Editorial

The Supreme Court Ruling and the Future of Medicare

On June 8, the Supreme Court of Canada struck down a Quebec law which forbids the sale of health insurance for medical procedures covered by Medicare. The rationale provided for the decision was that Canadians have a right to prompt medical care. If this was the real reason for the decision, then the Supreme Court ruling will do nothing to guarantee this right to the vast majority of Canadians. Instead, it will further exacerbate the current situation in which the rich get immediate care while everybody else has to wait in line for months.

Although there is a popular perception that Medicare is a public health care system, this is not actually the case. Medicare is actually a system of public health care insurance, while most of Canada’s health care system is in private hands. The main publicly-owned portion of the health care system is the infrastructure of hospitals. A portion of the hospital workers are public employees, but most of the doctors and an increasing section of the support staff work in the private sector. Increasing the percentage of the system which is in private hands will not solve the crisis of Canadian health care, but will actually make it worse. In particular, the Supreme Court decision clears the path for the establishment in Canada of American-style HMOs, which are medical clinics set up by, and in the service of, private health insurance providers. To the extent that such private clinics are set up, a portion of the doctors currently working in the public medical system will be drawn off into the private system. So, while the waiting times for the wealthy will be shortened considerably, the waiting times for everyone else will actually be lengthened.
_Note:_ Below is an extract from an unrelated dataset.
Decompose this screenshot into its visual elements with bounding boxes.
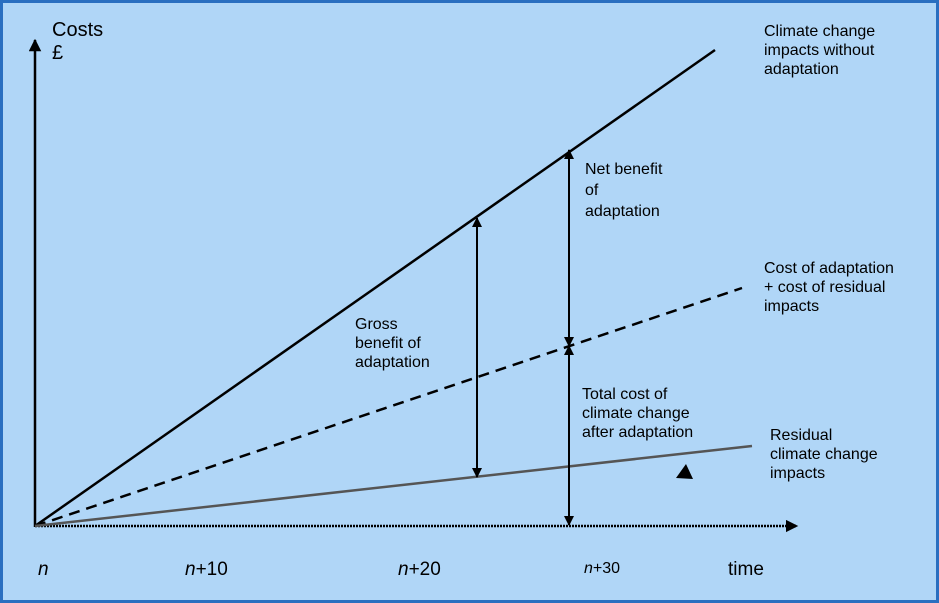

The long waiting times for medical treatment are not the result of Medicare or the inefficiencies of public medicine. Rather, they are due to a shortage of doctors, nurses and technicians. This shortage has two causes, both connected to the private nature of Canadian health care. One cause is external, namely the growing demand for doctors and other health care professionals in the United States. This shortage of health care professionals in the U.S. is siphoning off health care workers from Canada, as well as many other countries. The second cause is internal and is a consequence of the fact that the provincial doctors’ associations control the admissions to medical schools. It is in the interests of doctors, the vast majority of whom are in private business, to keep the number of graduating doctors low, which, in turn, keeps doctors’ incomes high. This is a simple matter of supply and demand.
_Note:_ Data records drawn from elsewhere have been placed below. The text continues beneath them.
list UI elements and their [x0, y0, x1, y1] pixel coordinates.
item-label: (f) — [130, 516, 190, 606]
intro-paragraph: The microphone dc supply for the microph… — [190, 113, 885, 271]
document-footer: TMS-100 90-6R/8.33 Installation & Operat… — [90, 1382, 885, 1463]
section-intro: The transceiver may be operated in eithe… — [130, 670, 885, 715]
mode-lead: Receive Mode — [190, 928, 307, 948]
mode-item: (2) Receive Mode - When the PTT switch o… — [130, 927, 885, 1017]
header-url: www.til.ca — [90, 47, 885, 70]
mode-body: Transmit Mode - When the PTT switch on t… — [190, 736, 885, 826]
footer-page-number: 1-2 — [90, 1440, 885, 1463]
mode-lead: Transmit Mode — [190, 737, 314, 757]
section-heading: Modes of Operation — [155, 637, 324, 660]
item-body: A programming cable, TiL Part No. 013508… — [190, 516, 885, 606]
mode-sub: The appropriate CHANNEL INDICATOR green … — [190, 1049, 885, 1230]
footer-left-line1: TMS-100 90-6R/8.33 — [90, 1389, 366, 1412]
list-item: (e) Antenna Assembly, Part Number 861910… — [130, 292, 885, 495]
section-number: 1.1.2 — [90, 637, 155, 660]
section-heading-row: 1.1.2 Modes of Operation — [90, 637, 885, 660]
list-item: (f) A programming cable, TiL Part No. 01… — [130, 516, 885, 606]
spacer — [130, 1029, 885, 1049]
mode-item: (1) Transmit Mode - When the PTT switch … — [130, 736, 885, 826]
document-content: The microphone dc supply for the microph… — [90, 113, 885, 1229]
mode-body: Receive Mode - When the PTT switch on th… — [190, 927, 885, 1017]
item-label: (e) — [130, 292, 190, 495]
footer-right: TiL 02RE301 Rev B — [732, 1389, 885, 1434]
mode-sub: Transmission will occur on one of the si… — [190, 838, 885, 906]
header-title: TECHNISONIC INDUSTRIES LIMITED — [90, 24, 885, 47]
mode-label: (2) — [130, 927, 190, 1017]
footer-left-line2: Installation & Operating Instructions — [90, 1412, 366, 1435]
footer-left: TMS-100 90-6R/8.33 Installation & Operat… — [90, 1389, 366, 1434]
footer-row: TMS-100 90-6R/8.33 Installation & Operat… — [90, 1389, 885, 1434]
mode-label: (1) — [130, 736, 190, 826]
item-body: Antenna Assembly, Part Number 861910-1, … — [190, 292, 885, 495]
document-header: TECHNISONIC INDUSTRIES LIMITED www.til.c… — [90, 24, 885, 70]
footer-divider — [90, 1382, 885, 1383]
Underlying both of these causes is the bourgeois ideology which is fostered both by the capitalist system in general and private health care in particular. By its very nature medicine spontaneously engenders an outlook of public service. However, this spontaneous outlook is largely negated by the capitalist striving for maximum profits which infects private health care professionals. Medicine, far more than any other of the sciences, attracts students whose motivation in life is to become wealthy and the entire system reinforces such attitudes, encouraging them to become specialists instead of family practitioners in order to make even more money, etc. As a result of this intense ideological pressure emphasizing individualism and self-advancement, a significant percentage of health care professionals see nothing wrong with abandoning their patients and their country to make more money in another country. Within the country, there are severe shortages of doctors and other professionals in the urban areas and it is becoming increasingly difficult to keep doctors in small towns and rural areas. Not only can they make far more money in the cities, but the acute shortage of doctors outside of the major urban centres means that an onerous workload is placed on those who choose to work in these areas. In addition, the medical profession, in general, sees nothing wrong with deliberately maintaining a chronic shortage of doctors in order to keep salaries artificially high. This is how capitalism works.

In addition to the ideological pressures on health care professionals is the pressure resulting from the huge debt load borne by many graduating students, particularly doctors. This means that may new doctors must seek the highest paying jobs they can find in order to dig themselves out of debt.

Aggravating the problem of the shortage of medical professionals is the fact that the pharmaceutical industry is a highly monopolized industry which is able to hold entire countries to ransom. As a result, every increase in health care budgets is almost immediately eaten up by increases in the cost of drugs, which is the most rapidly rising cost in the Canadian health care system.

In other words, it is clear from even the most cursory examination of the Canadian health care system that the problem underlying the current crisis is not a lack of private health care. Rather, the problem is the surplus of private health care and the lack of a truly public health care system. The health care system in Cuba illustrates the truth of this. Cuba spends far less as a percentage of its spending on health care than Canada does. Yet, it not only has a world-class health care system, but has such a surplus of doctors that it has more than 20,000 doctors working in the poorest and most difficult conditions throughout Latin America and Africa. These doctors could easily “defect” to the United States where they would be welcomed with open arms and treated like kings. However, their deep commitment to public service and to the health of the people keeps them from doing so. The solution to the crisis of Canadian health care is to train medical professionals with a similarly high level of social consciousness. However, that goal cannot be achieved so long as health care is controlled by private capitalist interests. It can only be achieved by abolishing private health care entirely and establishing a genuine public health care system geared toward serving the health care needs of the Canadian people.